There are many folks with stethoscopes at many levels of licensure whom can't get that straight.

It's the little things that count.

Like not trying to blanch the nails on an artificial limb.:wacko:


----------



## UnkiEMT (Mar 23, 2014)

mycrofft said:


> Like not trying to blanch the nails on an artificial limb.:wacko:



Although if you can, you've got one hell of a technique.


----------



## Brandon O (Mar 23, 2014)

Stridor refers not to the phase of respiration (inspiratory vs expiratory), but to the level of obstruction.
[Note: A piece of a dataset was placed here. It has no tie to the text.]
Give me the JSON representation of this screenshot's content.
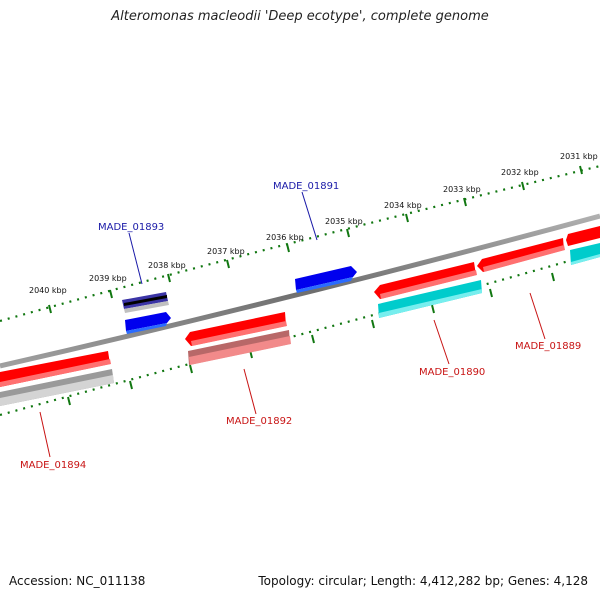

Stridor comes from the upper airway, wheezes from the lower.


----------



## mycrofft (Mar 24, 2014)

*Matter of definition and application.*



Brandon O said:


> Stridor refers not to the phase of respiration (inspiratory vs expiratory), but to the level of obstruction. Stridor comes from the upper airway, wheezes from the lower.



Strictly speaking, yes. But stridor is _usually _heard on inhalation (air moving faster/trachea) and wheezes _mostly_ on exhalation (slower air/constricted or gooped-up bronchioles) until airways are just about shut; then, heard on both.

Actually, I've auscultated inhalatory wheezes in an asthmatic and he was in _serious_ trouble. Needed epi, susphrine, oxygen, and when loaned enough, albuterol neb. 

I hate training videos where the actor uses an inhalatory stridor to depict a wheeze, when almost anyone can wring an end-expiratory wheeze out if they try, but what actor wants to almost pass out on every take until it's right?


----------



## mycrofft (Mar 24, 2014)

UnkiEMT said:


> Although if you can, you've got one hell of a technique.



Yeah, while your partner's making Orville Reddenbacher with the Lifepak.


----------



## Akulahawk (Mar 24, 2014)

mycrofft said:


> Yeah, while your partner's making Orville Reddenbacher with the Lifepak.


Just put a defib pad on each side of the box....


----------



## mycrofft (Mar 24, 2014)

Eliminate greasy box fire.


----------



## exodus (Mar 24, 2014)

mycrofft said:


> There are many folks with stethoscopes at many levels of licensure whom can't get that straight.
> 
> It's the little things that count.
> 
> Like not trying to blanch the nails on an artificial limb.:wacko:



I did put electrodes on a false limb once.


----------



## mycrofft (Mar 24, 2014)

There used to be a "rite of passage" on my first job. We had a frequent flier IFT with bilat below the knee amputations. You weren't considered oriented until your preceptor had you go and try to transfer this guy to a wheelchair. The pt was in on it and usually had some blankets folded and under the blankets where his lower legs used to be.


----------